Since the same people tend to attend these meetings over and over, there’s a good chance that you’ll find long-standing inside jokes and other rituals. For example, in the Windows War Room, there are pieces of paper on the walls with various catch phrases printed on them. I have no idea what they mean, but they are obviously a source of amusement for the people who spend hour after hour in the War Room.

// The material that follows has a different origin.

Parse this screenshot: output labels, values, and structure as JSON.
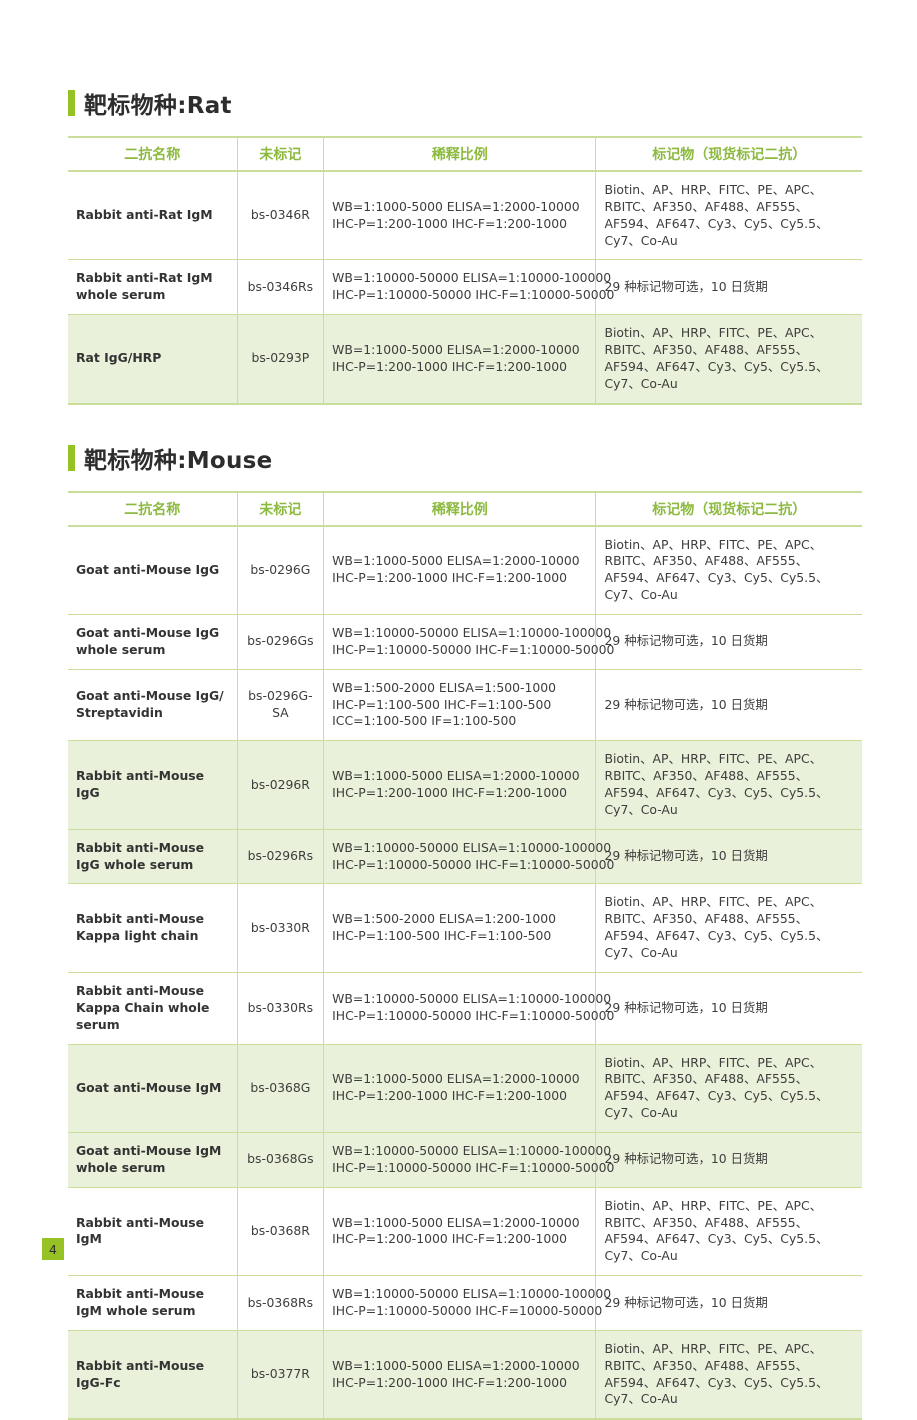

If you’re a programmer or tester, you don’t have much direct interaction with the War Meetings unless you are responsible for a bug that has caught the attention of the War Team, at which point you are suddenly thrust into the frenzy. Before each War Meeting, your manager will want a status report, and if it’s a new bug, you may even have to explain the situation in person. For example, suppose the project is in its final days, and a new bug just turned up. You may be called upon to describe the bug to the War Team, assess how risky the fix is and its impact on performance, application compatibility, and all that other information that the release management team will need to know in order to decide whether they are going to approve the fix. (Another phrase you may hear is taking a bug to War, which means bringing the bug before the War Team to request that they approve the fix for the product.)

And now that you’ve learned all this vocabulary surrounding the term War Room, you have to forget it all, because the new term is Ship Room, since that is the room where decisions about shipping the product are made. (Though it seems that the security folks still call their meeting room the War Room.)

Aside: The White House War Room was renamed the Situation Room in 1961.

I don’t know the reason for sure, but I suspect the old term is deprecated because it sounds too belligerent and uncooperative.

(And happy Veteran’s Day.)

Bonus track: Inside the SQL 2008 Ship room. And no, the music is not part of the meeting.